I hoped he forgave me for that . . . if he ever found out. Which he probably would . . . eventually. Izuki was a pretty sharp guy, but I’d cross that bridge when I came to it. Right now, I needed all the information I could get.

“Good hunting, old friend,” I said as the ninja descended through the darkened city on a zip line. “I’m going to have to rely on my conventional means of transportation.”

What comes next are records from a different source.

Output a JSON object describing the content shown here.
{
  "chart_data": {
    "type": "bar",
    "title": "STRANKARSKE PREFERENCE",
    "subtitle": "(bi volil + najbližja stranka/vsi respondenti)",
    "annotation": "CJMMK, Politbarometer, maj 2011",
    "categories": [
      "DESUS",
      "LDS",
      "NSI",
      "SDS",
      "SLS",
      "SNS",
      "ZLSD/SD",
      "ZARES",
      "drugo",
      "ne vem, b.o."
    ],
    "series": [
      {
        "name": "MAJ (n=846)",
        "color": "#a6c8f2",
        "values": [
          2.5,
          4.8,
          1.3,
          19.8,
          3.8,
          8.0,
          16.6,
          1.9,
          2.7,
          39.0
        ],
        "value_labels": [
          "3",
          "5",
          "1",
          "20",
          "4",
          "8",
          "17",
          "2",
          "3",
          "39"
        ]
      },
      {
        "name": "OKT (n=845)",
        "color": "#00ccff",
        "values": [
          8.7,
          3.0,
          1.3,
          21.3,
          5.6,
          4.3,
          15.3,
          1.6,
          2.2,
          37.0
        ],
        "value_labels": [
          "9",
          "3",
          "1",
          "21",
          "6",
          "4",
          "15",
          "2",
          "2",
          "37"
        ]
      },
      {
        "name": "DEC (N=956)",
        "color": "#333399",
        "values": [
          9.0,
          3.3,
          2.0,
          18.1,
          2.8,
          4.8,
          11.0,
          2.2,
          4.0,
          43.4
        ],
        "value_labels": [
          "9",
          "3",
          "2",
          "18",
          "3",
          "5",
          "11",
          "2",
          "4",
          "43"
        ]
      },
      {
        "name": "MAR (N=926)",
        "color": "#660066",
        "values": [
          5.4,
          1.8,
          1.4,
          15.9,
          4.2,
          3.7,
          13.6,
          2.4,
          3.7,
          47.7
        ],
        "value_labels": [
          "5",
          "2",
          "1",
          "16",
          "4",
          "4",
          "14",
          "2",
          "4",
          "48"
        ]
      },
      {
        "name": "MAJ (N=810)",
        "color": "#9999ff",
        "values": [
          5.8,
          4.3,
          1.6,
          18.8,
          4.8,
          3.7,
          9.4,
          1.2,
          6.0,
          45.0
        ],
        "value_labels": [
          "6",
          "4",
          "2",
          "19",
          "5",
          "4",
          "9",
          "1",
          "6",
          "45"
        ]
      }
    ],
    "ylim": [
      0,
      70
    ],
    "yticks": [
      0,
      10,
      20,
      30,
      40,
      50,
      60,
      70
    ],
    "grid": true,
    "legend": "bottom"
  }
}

Not long after he left, the rain started to pour. It was just perfect. I could fend off any Super, but do you think I bothered to bring an umbrella? I moved down the street, the cold city rain pelting my skin. My car, a rusted beat-up sedan at the end of the street, waited for me. I opened the door, but just as I found sanctuary from the rain, I saw a shadowy figure waiting for me in the backseat. I clenched the steering wheel with one hand while reaching for the gun in my pocket, but the figure was too fast. That or I was too slow.

Either way, whatever was in my backseat had me dead to rights.